Sex-for-Fish and the World’s Biggest Afro: Here’s Around the World In 5

This ongoing series highlights women’s news and information about foreign policy. This week’s post covers April 08 to April 14.

Global

The United Nation’s Food and Agriculture Organization said on Thursday that gender inequalities such as less access for women to knowledge and resources, and a higher unpaid care burden, account for a 24 per cent gap in productivity between women and men farmers on farms of equal size.

Over one third of the world’s working women are employed in agrifood systems, which include the production of food and non-food agricultural products, as well as related activities from food storage, transportation and processing to distribution.

Read more here.

Angola

Angolan security forces have been implicated in serious abuses against migrant women from the Democratic Republic of Congo.

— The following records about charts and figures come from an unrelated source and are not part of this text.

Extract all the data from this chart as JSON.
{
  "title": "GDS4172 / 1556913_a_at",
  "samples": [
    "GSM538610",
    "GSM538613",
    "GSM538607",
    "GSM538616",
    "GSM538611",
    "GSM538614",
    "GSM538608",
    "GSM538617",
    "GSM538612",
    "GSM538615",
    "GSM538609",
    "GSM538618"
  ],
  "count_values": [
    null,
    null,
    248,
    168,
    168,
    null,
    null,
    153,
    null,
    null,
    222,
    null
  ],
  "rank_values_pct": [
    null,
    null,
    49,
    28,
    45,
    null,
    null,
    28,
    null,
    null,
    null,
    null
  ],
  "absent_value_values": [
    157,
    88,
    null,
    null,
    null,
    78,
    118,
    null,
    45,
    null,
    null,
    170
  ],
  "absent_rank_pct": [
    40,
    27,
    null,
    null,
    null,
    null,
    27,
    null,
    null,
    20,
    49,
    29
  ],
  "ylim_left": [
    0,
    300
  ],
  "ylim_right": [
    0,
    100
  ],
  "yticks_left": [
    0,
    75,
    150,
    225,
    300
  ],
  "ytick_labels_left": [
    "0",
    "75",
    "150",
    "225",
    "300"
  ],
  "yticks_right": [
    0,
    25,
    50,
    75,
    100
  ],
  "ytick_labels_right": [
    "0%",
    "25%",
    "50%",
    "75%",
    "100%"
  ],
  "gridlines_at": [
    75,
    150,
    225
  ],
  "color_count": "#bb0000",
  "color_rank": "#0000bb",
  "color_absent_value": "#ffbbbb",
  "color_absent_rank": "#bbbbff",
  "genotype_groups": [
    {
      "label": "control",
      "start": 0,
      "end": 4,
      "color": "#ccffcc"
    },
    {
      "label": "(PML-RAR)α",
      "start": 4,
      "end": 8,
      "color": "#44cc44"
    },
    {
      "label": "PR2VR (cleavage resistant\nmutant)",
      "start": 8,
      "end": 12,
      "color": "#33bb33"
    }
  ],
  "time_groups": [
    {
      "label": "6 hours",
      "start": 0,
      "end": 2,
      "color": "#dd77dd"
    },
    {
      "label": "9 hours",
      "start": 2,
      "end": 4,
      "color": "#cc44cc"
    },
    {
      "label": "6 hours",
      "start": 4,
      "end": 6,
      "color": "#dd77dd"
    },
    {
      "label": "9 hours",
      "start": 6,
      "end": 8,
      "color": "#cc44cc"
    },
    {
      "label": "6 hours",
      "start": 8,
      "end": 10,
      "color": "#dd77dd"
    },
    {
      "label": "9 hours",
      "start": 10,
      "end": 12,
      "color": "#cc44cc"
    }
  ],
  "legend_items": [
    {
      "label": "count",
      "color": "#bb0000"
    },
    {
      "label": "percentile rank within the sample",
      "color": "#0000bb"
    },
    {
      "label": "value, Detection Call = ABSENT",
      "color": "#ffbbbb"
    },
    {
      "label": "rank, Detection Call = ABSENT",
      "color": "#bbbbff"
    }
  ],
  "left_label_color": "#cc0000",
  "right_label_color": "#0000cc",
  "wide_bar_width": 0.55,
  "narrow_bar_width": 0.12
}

This week, local media reported that Angolan security force personnel and others raped Congolese women and children and otherwise abused them during mass expulsions of migrant workers over the past six months. A United Nations investigation has reportedly confirmed the abuses.

Read more here.

Morocco

TW: Rape

Three defendants accused of raping a Moroccan girl pleaded not guilty on Thursday as the case went to appeal, after their light sentences shocked the country.

The victim was only 11 when she was “repeatedly raped” and became pregnant, according to rights groups in the North African kingdom.

The legal team of the girl, who is now 12, had appealed after a lower court sentenced one of her three alleged attackers to two years in prison, and the others to 18 months each.

Read more here.

United States of America

Aevin Dugas has won Guinness world record for the third time in 13 years, for having the world’s largest afro with a circumference of 5ft 5in”.

“I didn’t decide to grow an afro as much as I decided to go natural,” Aevin Dugas told Guinness World Records in an interview earlier this month. “It’s about pride in textured hair which leads to self-love.”

Read more here.

Malawi

In Malawi, female fish traders have begun mobilizing against transactional sex as a drop in fish population has lead to increased sex-for-fish requests.

A women’s cooperative called Titukulane—“uplift each other”—in the Chichewa language, is helping fishmongers diversify their income.